Trust is established either through an explicit OAuth flow (tying an actor to an account at Google, GitHub, Apple, etc.) or through a trust-request flow where one actor requests a relationship that another approves — interactively or programmatically over REST. The modern OAuth2 layer adds email validation, encrypted-state CSRF protection, provider auto-detection, and the SPA/native-mobile session hardening described above.

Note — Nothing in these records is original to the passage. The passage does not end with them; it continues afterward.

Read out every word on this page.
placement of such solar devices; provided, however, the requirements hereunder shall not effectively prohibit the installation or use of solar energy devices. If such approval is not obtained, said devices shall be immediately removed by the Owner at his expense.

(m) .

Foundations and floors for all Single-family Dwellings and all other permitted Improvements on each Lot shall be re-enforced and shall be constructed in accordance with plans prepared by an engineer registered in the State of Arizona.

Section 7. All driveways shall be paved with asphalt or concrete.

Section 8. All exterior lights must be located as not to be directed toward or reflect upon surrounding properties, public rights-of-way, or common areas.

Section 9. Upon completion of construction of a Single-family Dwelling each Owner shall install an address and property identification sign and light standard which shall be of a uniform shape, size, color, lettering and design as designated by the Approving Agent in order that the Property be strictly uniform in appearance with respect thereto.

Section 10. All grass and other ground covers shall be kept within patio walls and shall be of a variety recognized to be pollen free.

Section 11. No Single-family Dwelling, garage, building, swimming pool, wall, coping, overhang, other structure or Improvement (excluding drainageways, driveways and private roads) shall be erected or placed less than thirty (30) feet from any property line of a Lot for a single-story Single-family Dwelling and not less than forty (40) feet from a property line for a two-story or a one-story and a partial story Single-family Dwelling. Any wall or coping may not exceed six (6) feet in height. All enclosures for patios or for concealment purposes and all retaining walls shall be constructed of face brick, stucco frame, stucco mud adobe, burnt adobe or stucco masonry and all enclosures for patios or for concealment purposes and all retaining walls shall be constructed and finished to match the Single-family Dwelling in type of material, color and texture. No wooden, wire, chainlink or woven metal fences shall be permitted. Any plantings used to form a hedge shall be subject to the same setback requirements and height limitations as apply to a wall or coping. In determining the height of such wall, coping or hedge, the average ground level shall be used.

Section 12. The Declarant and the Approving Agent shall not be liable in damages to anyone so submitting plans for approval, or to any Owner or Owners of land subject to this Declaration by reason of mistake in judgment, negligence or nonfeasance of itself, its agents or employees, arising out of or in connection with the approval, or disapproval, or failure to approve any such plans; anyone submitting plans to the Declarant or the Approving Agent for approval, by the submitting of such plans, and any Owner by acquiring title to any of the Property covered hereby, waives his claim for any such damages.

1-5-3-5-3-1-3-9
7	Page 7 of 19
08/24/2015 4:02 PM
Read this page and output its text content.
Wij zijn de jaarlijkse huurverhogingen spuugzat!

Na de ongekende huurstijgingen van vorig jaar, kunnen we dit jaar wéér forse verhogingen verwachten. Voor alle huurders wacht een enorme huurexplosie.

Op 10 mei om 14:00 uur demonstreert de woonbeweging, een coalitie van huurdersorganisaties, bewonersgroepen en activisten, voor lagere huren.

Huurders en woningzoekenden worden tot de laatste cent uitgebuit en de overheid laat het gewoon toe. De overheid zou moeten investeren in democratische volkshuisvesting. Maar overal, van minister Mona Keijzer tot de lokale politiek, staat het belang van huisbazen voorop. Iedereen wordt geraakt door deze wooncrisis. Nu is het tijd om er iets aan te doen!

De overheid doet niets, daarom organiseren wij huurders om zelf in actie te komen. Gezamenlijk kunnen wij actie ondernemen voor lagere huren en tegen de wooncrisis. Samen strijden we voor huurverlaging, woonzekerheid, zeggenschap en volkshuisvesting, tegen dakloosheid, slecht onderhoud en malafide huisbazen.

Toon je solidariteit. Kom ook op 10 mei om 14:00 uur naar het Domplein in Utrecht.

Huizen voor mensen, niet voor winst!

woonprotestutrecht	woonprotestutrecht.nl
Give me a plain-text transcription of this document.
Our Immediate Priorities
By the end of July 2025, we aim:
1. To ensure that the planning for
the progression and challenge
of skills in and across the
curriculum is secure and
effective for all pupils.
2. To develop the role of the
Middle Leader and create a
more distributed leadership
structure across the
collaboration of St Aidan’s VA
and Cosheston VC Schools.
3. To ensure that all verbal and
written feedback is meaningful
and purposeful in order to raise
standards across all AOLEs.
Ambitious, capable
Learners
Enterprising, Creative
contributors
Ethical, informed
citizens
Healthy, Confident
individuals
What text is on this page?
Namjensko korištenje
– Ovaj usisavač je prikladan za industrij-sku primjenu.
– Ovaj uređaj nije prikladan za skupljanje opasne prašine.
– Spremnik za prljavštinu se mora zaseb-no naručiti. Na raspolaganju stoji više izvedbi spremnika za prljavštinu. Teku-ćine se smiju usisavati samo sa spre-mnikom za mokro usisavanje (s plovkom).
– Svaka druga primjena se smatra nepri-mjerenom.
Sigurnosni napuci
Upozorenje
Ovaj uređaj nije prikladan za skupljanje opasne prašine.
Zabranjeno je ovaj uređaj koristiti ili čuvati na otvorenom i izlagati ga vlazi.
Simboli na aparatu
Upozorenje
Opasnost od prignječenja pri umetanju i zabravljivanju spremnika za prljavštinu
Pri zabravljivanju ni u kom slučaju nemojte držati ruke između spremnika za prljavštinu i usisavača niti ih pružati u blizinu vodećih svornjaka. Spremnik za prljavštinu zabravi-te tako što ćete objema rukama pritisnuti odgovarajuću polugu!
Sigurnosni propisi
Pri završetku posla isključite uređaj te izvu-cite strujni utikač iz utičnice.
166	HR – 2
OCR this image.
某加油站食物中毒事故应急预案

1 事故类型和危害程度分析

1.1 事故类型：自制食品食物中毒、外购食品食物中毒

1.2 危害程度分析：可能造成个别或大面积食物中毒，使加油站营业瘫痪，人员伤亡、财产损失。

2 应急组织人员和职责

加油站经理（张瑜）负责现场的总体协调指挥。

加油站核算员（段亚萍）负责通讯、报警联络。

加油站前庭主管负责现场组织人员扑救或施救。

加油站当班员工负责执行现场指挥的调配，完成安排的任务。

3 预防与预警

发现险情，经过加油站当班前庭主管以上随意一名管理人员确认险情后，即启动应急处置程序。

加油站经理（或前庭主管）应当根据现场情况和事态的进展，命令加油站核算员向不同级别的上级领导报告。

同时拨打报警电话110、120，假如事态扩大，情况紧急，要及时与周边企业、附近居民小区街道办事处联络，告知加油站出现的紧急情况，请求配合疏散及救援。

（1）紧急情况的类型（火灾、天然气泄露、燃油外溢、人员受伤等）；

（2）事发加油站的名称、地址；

See https://actingweb.org/ for the model in depth.

Documentation

Comprehensive documentation lives in docs/ and is published at https://actingweb.readthedocs.io/ (/en/master for the latest master branch).

Topic

Location

Quickstart & getting started

docs/quickstart/

Configuration reference

docs/quickstart/configuration.rst

Authentication & OAuth2

docs/guides/authentication.rst

SPA authentication

docs/guides/spa-authentication.rst

Sign in with Apple

docs/guides/apple-sign-in.rst

Building MCP applications

docs/guides/mcp-applications.rst

Web UI & routing

docs/guides/web-ui.rst, docs/reference/routing-overview.rst

Hooks reference

docs/reference/hooks-reference.rst

Trust, access control, subscriptions

docs/guides/

Database backends

docs/reference/database-backends.rst

SDK & developer API

docs/sdk/

Contributing

See CONTRIBUTING.rst for local setup, the development workflow, testing, and coding standards. In short:

poetry install --extras all      # install with all optional backends/integrations
poetry run pyright actingweb tests   # type checking — must be 0 errors
poetry run ruff check actingweb tests # linting — must pass
make test-all-parallel               # run the full test suite (900+ tests)

ActingWeb holds a zero-tolerance quality standard: type hints on all functions, Pyright clean, Ruff clean, and 100% of tests passing before merge.

Releases are decoupled from PRs — PRs merge to master without version bumps, and maintainers cut releases by tagging (vX.Y.Z), which triggers CI to publish to PyPI. See CLAUDE.md and CHANGELOG.rst for the release process and history.